Falsified is an emotional short film that showcases only a portion of the traumatic aftermath of this poignant era in history. Directed by Stefan Fairlamb with writer-actor Ashley Tabatabai, the film addressed the first steps in healing, the reconciliation of the family that was ripped away, reconnection with a stolen child.
The short film isn’t over detailed, instead focuses on the prime element of the possible reunion and lets everything else fade away. This is noble because the foundation of reuniting and family dynamics is enough to shroud the film in melancholy. Falsified builds on the emotions present in the story, allowing the reality of the situation to create the tone of the world we are observing.
The complicated parent-child relationship is put on the stage, but it’s not hounded with the spotlight. The tension created between these two men, whether they are related or not, is organic. It plays on the built-in complicated backstory of family, allowing for a somber energy floating over the story.
This world isn’t easy to visit, which to some extent is the point, but it only heightened when you realize the trepidation behind our lead’s motivations. Its the movies that take your breath away that you can learn from the most, and this is exactly that kind of film. This isn’t supposed to be an activist film, that time has sadly passed, but it is a film that promotes awareness. History isn’t always gracious, as we have come to realize, but in the acknowledgement of the dark times means we can move forward into the light.

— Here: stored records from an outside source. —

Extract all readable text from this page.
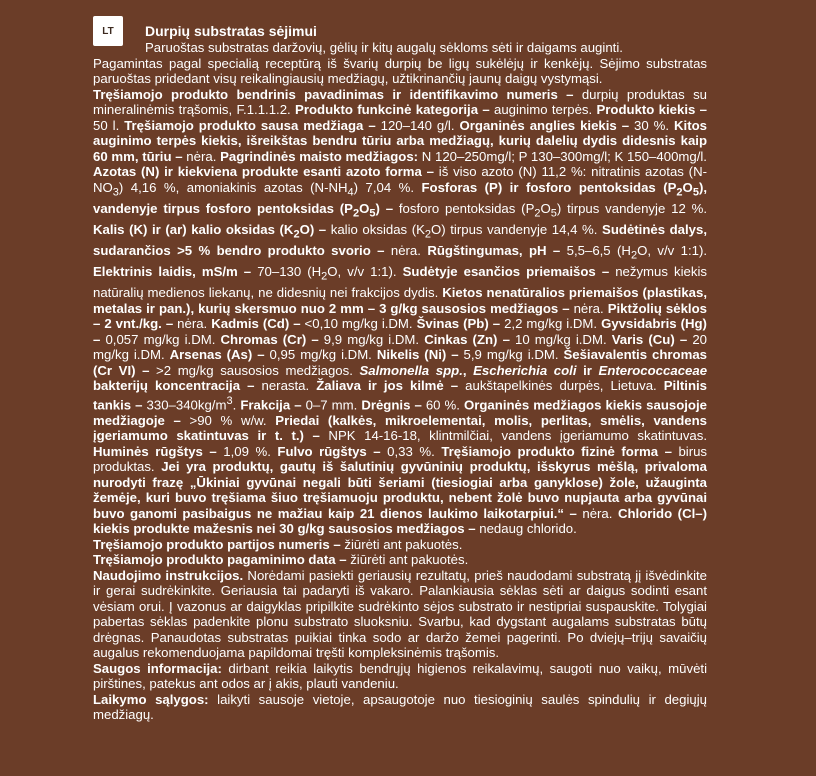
LT	Durpių substratas sėjimui
Paruoštas substratas daržovių, gėlių ir kitų augalų sėkloms sėti ir daigams auginti.

Pagamintas pagal specialią receptūrą iš švarių durpių be ligų sukėlėjų ir kenkėjų. Sėjimo substratas paruoštas pridedant visų reikalingiausių medžiagų, užtikrinančių jaunų daigų vystymąsi.

Tręšiamojo produkto bendrinis pavadinimas ir identifikavimo numeris – durpių produktas su mineralinėmis trąšomis, F.1.1.1.2. Produkto funkcinė kategorija – auginimo terpės. Produkto kiekis – 50 l. Tręšiamojo produkto sausa medžiaga – 120–140 g/l. Organinės anglies kiekis – 30 %. Kitos auginimo terpės kiekis, išreikštas bendru tūriu arba medžiagų, kurių dalelių dydis didesnis kaip 60 mm, tūriu – nėra. Pagrindinės maisto medžiagos: N 120–250mg/l; P 130–300mg/l; K 150–400mg/l. Azotas (N) ir kiekviena produkte esanti azoto forma – iš viso azoto (N) 11,2 %: nitratinis azotas $(N-NO_3)$ 4,16 %, amoniakinis azotas $(N-NH_4)$ 7,04 %. Fosforas (P) ir fosforo pentoksidas $(P_2O_5)$, vandenyje tirpus fosforo pentoksidas $(P_2O_5)$ – fosforo pentoksidas $(P_2O_5)$ tirpus vandenyje 12 %. Kalis (K) ir (ar) kalio oksidas $(K_2O)$ – kalio oksidas $(K_2O)$ tirpus vandenyje 14,4 %. Sudėtinės dalys, sudarančios >5 % bendro produkto svorio – nėra. Rūgštingumas, pH – 5,5–6,5 ($H_2O$, v/v 1:1). Elektrinis laidis, mS/m – 70–130 ($H_2O$, v/v 1:1). Sudėtyje esančios priemaišos – nežymus kiekis natūralių medienos liekanų, ne didesnių nei frakcijos dydis. Kietos nenatūralios priemaišos (plastikas, metalas ir pan.), kurių skersmuo nuo 2 mm – 3 g/kg sausosios medžiagos – nėra. Piktžolių sėklos – 2 vnt./kg. – nėra. Kadmis (Cd) – <0,10 mg/kg i.DM. Švinas (Pb) – 2,2 mg/kg i.DM. Gyvsidabris (Hg) – 0,057 mg/kg i.DM. Chromas (Cr) – 9,9 mg/kg i.DM. Cinkas (Zn) – 10 mg/kg i.DM. Varis (Cu) – 20 mg/kg i.DM. Arsenas (As) – 0,95 mg/kg i.DM. Nikelis (Ni) – 5,9 mg/kg i.DM. Šešiavalentis chromas (Cr VI) – >2 mg/kg sausosios medžiagos. Salmonella spp., Escherichia coli ir Enterococcaceae bakterijų koncentracija – nerasta. Žaliava ir jos kilmė – aukštapelkinės durpės, Lietuva. Piltinis tankis – $330-340kg/m^3$. Frakcija – 0–7 mm. Drėgnis – 60 %. Organinės medžiagos kiekis sausojoje medžiagoje – >90 % w/w. Priedai (kalkės, mikroelementai, molis, perlitas, smėlis, vandens įgeriamumo skatintuvas ir t. t.) – NPK 14-16-18, klintmilčiai, vandens įgeriamumo skatintuvas. Huminės rūgštys – 1,09 %. Fulvo rūgštys – 0,33 %. Tręšiamojo produkto fizinė forma – birus produktas. Jei yra produktų, gautų iš šalutinių gyvūninių produktų, išskyrus mėšlą, privaloma nurodyti frazę „Ūkiniai gyvūnai negali būti šeriami (tiesiogiai arba ganyklose) žole, užauginta žemėje, kuri buvo tręšiama šiuo tręšiamuoju produktu, nebent žolė buvo nupjauta arba gyvūnai buvo ganomi pasibaigus ne mažiau kaip 21 dienos laukimo laikotarpiui.“ – nėra. Chlorido (Cl–) kiekis produkte mažesnis nei 30 g/kg sausosios medžiagos – nedaug chlorido.

Tręšiamojo produkto partijos numeris – žiūrėti ant pakuotės.

Tręšiamojo produkto pagaminimo data – žiūrėti ant pakuotės.

Naudojimo instrukcijos. Norėdami pasiekti geriausių rezultatų, prieš naudodami substratą jį išvėdinkite ir gerai sudrėkinkite. Geriausia tai padaryti iš vakaro. Palankiausia sėklas sėti ar daigus sodinti esant vėsiam orui. Į vazonus ar daigyklas pripilkite sudrėkinto sėjos substrato ir nestipriai suspauskite. Tolygiai pabertas sėklas padenkite plonu substrato sluoksniu. Svarbu, kad dygstant augalams substratas būtų drėgnas. Panaudotas substratas puikiai tinka sodo ar daržo žemei pagerinti. Po dviejų–trijų savaičių augalus rekomenduojama papildomai tręšti kompleksinėmis trąšomis.

Saugos informacija: dirbant reikia laikytis bendrųjų higienos reikalavimų, saugoti nuo vaikų, mūvėti pirštines, patekus ant odos ar į akis, plauti vandeniu.

Laikymo sąlygos: laikyti sausoje vietoje, apsaugotoje nuo tiesioginių saulės spindulių ir degiųjų medžiagų.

A lot is addressed in Falsified, but with little being said, the conversation happens within the audience. It’s about sparking a recognition for the lost generation and honoring their struggles through our respect. All this is done in about 12 minutes, which can be a lifetime on film. Two lifetimes if you take Henry and Javier Baena's (Tabatabai) experiences into consideration.
Two lifetimes that existed without each other, which could have been each other’s world. What Falsified does so well is present a story from Henry’s point of view, the search for his long lost son, but equal attention is designated to Javier, and the possible false hope of finding his true family. These are two very possible outcomes, and two very different emotions attached to them. Equal time is played to how these resolutions could affect the rest of their lives. The audience instantly understands the gravity behind the conclusion of this journey.
The most interesting part of the film is the ending. I’m not sure how I feel about the conclusion, for it leaves me wanting more. You long for a resolution for something that you can’t fix, but also feel it was used to pull the heartstrings for the bigger picture. It leaves you wanting more, but you’re not sure if you can handle more. The film is exactly what it’s supposed to be.